In my experimentation, I provided three requests:

You will be given a question about cloud infrastructure. You will figure out the cloud provider in lower case and the action being performed.
You should figure out the services required to fulfill the action on the cloud.
You should provide the final answer as a JSON object of cloud resources in HCL format.

In this example, I gave the LLM an answer for when a user asks “deploy web applications in AWS,” training it so the output would be “cloud_provider”: “aws” (see screenshot):

This example helps ensure LLMs do not make up words or hallucinate, because we can all agree that is very bad in infrastructure creation!

Forward-Looking LLM

The smart part of LLM (amongst other things), is that LLMs can be forward looking. It can capture a lot of the questions. In the above example, I talked about an e-commerce app. The LLM started to give me an answer. It wasn’t perfect, but it was directionally right.

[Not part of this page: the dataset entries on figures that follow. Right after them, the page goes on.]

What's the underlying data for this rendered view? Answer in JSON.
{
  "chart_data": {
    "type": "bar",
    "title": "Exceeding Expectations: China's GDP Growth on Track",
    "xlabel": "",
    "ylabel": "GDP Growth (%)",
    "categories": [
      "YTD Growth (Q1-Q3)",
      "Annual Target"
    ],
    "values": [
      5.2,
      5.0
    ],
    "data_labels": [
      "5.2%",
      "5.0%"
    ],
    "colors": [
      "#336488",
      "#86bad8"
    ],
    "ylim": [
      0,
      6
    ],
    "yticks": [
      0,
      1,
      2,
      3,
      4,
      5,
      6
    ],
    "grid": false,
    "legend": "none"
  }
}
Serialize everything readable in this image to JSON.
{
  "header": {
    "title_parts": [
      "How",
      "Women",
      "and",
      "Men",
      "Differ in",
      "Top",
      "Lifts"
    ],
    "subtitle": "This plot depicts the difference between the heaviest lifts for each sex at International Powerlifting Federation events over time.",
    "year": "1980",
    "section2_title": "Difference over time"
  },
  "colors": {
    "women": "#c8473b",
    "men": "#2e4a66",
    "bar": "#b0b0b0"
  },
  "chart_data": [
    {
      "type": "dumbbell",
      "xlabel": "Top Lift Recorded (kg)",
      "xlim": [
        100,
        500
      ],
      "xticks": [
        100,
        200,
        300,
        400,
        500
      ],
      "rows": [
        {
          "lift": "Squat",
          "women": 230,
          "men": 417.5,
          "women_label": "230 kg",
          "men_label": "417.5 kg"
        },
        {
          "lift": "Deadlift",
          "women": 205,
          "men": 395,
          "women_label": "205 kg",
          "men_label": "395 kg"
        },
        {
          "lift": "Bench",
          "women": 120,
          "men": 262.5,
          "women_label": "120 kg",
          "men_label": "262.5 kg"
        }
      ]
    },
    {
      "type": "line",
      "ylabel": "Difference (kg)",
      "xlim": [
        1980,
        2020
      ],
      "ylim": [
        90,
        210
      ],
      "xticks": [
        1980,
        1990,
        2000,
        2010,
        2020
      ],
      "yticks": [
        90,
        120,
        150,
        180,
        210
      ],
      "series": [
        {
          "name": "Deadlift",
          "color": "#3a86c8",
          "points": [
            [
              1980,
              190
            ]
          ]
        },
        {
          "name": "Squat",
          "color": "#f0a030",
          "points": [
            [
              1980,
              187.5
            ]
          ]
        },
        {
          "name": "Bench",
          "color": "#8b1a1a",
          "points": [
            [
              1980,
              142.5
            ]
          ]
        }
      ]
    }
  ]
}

Where this helps is reducing the barrier to using trained LLMs for infrastructure.

The Hardest Part

As part of the LLM evaluation, converting policies into a data set that RAG could use took longer than expected (and I’m still experimenting!). Essentially it requires the set up of all the surrounding infrastructure and components to support the LLM and make it work for the end user.

Because of the influx of LLM solutions, there are so many options on the market to support engineers as they create offers using the technology. Just weeding through the offers is a lot of work.

My Favorite Tools

One vendor that stood out is Ollama. It helps organizations get up and running with LLMs. Ollama can run on your machine and you do not have to pay for the service. I got it set up on my machine and effectively have a ChatGPT on my machine. I can ask for jokes, the meaning of my name, a Haiku. LangChain, as discussed earlier, was a standout ecosystem and tool, with a great, active community as well.

Advice for Developer Starting with LLMs

LLMs are like learning a new language. There will always be some friction, but after the initial barrier, you will get there. You do not need to spend any money to get a good understanding of LLMs and experiment with it. Use your imagination and LLM can help you come up with anything!